Understanding Relative Error Calculation for Any Relationship

Relative error is a measure of the uncertainty or error in a measurement relative to the size of the measurement itself. It is often expressed as a percentage and is an important concept in physics, engineering, and other scientific fields where precise measurements are crucial. When dealing with relationships between different quantities, understanding how to calculate relative error can help in assessing the accuracy of derived results.

What is Relative Error?

Relative error is defined as the absolute error divided by the true value of the quantity being measured. The absolute error is the difference between the measured value and the true value.

The formula for relative error is:

$$ \text{Relative Error} = \frac{\text{Absolute Error}}{\text{True Value}} $$

In many cases, the true value is not known, so the accepted value or the experimental value is used as an approximation.

Calculating Relative Error in Direct Relationships

When quantities are related directly, such as in a linear relationship, the relative error in the result can be calculated by summing the relative errors of the individual quantities.

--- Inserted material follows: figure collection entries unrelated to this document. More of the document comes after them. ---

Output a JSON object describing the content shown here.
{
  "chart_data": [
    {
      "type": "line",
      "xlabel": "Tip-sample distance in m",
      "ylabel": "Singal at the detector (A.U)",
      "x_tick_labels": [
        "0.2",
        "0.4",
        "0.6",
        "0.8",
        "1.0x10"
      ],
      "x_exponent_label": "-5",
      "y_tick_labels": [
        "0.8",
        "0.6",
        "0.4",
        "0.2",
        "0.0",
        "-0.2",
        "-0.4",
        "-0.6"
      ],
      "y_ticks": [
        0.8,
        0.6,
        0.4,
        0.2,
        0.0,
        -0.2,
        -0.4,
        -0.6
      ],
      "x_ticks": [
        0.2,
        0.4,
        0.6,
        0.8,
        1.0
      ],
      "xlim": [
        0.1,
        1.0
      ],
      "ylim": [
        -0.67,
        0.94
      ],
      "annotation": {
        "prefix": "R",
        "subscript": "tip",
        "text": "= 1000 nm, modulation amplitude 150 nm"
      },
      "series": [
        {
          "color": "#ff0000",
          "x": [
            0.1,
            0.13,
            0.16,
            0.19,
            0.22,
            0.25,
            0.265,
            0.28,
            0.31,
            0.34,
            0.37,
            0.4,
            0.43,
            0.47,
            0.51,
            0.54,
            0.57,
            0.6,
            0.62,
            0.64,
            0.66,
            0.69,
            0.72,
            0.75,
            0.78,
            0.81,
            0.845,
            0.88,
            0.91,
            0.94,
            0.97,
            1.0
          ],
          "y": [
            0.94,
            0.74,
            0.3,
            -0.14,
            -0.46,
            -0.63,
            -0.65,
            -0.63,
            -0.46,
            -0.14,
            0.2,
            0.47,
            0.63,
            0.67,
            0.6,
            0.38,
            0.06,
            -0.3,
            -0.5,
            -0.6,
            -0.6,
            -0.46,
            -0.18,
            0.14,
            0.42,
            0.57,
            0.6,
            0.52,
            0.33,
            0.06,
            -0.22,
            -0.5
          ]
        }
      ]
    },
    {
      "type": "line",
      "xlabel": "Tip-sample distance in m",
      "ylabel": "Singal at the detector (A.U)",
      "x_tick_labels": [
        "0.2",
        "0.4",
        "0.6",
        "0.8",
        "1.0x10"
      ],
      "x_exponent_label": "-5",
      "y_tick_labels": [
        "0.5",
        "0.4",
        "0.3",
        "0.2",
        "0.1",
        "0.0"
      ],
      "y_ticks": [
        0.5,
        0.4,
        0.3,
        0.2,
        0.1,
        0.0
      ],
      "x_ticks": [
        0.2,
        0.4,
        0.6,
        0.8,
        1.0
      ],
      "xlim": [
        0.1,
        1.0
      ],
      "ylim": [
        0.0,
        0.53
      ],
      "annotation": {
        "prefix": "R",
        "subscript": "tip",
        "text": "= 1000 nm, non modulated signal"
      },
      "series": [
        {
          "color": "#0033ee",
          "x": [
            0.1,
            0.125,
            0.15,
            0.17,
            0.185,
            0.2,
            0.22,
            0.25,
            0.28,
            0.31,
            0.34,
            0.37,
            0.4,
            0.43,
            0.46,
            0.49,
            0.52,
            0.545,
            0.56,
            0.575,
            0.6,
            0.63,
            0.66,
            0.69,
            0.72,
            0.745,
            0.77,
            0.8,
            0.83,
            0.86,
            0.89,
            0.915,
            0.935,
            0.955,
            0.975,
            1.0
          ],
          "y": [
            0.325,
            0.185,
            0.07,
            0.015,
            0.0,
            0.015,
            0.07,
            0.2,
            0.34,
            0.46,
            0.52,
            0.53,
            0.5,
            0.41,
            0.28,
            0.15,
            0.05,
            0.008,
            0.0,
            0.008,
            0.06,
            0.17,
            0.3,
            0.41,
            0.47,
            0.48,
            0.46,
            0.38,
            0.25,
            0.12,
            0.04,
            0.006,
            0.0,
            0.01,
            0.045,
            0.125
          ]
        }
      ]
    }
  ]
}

For example, if $Q = A \cdot B$, where $A$ and $B$ are measured quantities with relative errors $\epsilon_A$ and $\epsilon_B$ respectively, the relative error in $Q$, denoted as $\epsilon_Q$, is given by:

$$ \epsilon_Q = \epsilon_A + \epsilon_B $$

Calculating Relative Error in Inverse Relationships

In inverse relationships, where one quantity is inversely proportional to another, the relative error is also additive. For instance, if $Q = \frac{A}{B}$, the relative error in $Q$ is:

$$ \epsilon_Q = \epsilon_A + \epsilon_B $$

Calculating Relative Error in Power Relationships

When dealing with power relationships, such as $Q = A^n$, the relative error in $Q$ is $n$ times the relative error in $A$:

$$ \epsilon_Q = n \cdot \epsilon_A $$

Table of Relative Error Calculations

Here's a table summarizing the relative error calculations for different types of relationships:

Relationship Type	Formula	Relative Error Calculation
Direct (Product)	$Q = A \cdot B$	$\epsilon_Q = \epsilon_A + \epsilon_B$
Inverse (Quotient)	$Q = \frac{A}{B}$	$\epsilon_Q = \epsilon_A + \epsilon_B$
Power	$Q = A^n$	$\epsilon_Q = n \cdot \epsilon_A$
Root	$Q = \sqrt[n]{A}$	$\epsilon_Q = \frac{1}{n} \cdot \epsilon_A$

Examples

Example 1: Direct Relationship

Suppose we have two measured quantities, $A = 5.0 \pm 0.1$ and $B = 3.0 \pm 0.2$. The relative errors are:

$$ \epsilon_A = \frac{0.1}{5.0} = 0.02 \quad \text{and} \quad \epsilon_B = \frac{0.2}{3.0} = 0.0667 $$

If $Q = A \cdot B$, then the relative error in $Q$ is:

$$ \epsilon_Q = \epsilon_A + \epsilon_B = 0.02 + 0.0667 = 0.0867 $$

Example 2: Inverse Relationship

For the same values of $A$ and $B$, if $Q = \frac{A}{B}$, the relative error in $Q$ is still:

$$ \epsilon_Q = \epsilon_A + \epsilon_B = 0.02 + 0.0667 = 0.0867 $$

Example 3: Power Relationship

If $Q = A^2$, where $A = 5.0 \pm 0.1$, the relative error in $Q$ is:

$$ \epsilon_Q = 2 \cdot \epsilon_A = 2 \cdot 0.02 = 0.04 $$

Example 4: Root Relationship

If $Q = \sqrt{A}$, where $A = 5.0 \pm 0.1$, the relative error in $Q$ is:

$$ \epsilon_Q = \frac{1}{2} \cdot \epsilon_A = \frac{1}{2} \cdot 0.02 = 0.01 $$

Conclusion

Understanding how to calculate relative error in different relationships is essential for accurately determining the uncertainty in derived quantities. By following the formulas and examples provided, students and professionals can ensure that their calculations reflect the precision of their measurements and the inherent uncertainties in their experimental results.